The Grey Market Buzz
Even before the official allotment arrives, the grey market is already reacting. Meesho shares are trading at a premium of ₹49.5 above the issue price, suggesting a potential listing price around ₹160 per share. This implies a gain of roughly 45 percent for those fortunate enough to secure an allotment. The grey market premium has remained steady throughout the subscription, illustrating sustained confidence among traders dealing in unlisted stocks.
This places Meesho in a favorable position. The company raised ₹2,439 crore from anchor investors prior to the IPO launch, backed by well-known names in the industry. The ₹4,250 crore fresh issue will finance cloud infrastructure, marketing, and potential acquisitions, while the ₹1,171 crore offer for sale allows early investors such as SoftBank, Prosus, and Elevation Capital to partially exit.
What Happens Next
The true test arrives on December 10, when Meesho lists on both the BSE and NSE. A strong listing is broadly anticipated, given the subscription figures and grey market premium. However, investors should keep in mind that listing gains are not assured. Factors such as market conditions on the listing day, profit-booking by institutional investors, and overall sentiment towards new economy stocks will influence outcomes.
For those who do not receive allotment, a pivotal question arises: should they buy on listing? The grey market premium points to strong demand, yet valuations must be considered. At the upper price band, Meesho holds a valuation of approximately ₹52,500 crore. Although the company is currently operating at a net loss, it has exhibited impressive revenue growth and connects millions of small sellers with consumers across India, carving out a niche in social commerce.
In the larger picture, Meesho exemplifies a new era of Indian internet companies going public. Unlike traditional manufacturing firms, these businesses often incur losses to acquire customers and scale. Investors are focusing on potential future profits rather than immediate earnings, making them both riskier and potentially more rewarding.

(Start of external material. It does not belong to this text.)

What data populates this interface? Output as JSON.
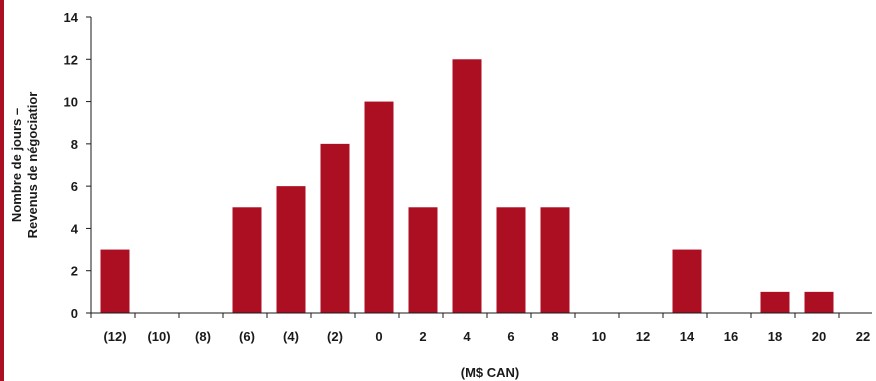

As the allotment date nears, registrars will be diligently processing applications and coordinating with depositories. Investors can check their allotment status on the BSE website or through their brokers. For many, disappointment may await. In India’s IPO landscape, oversubscription is increasingly becoming the norm. The real winners are often those who secure shares and choose to sell on the listing day, while long-term investors will have to see if the company can validate its valuation through consistent growth.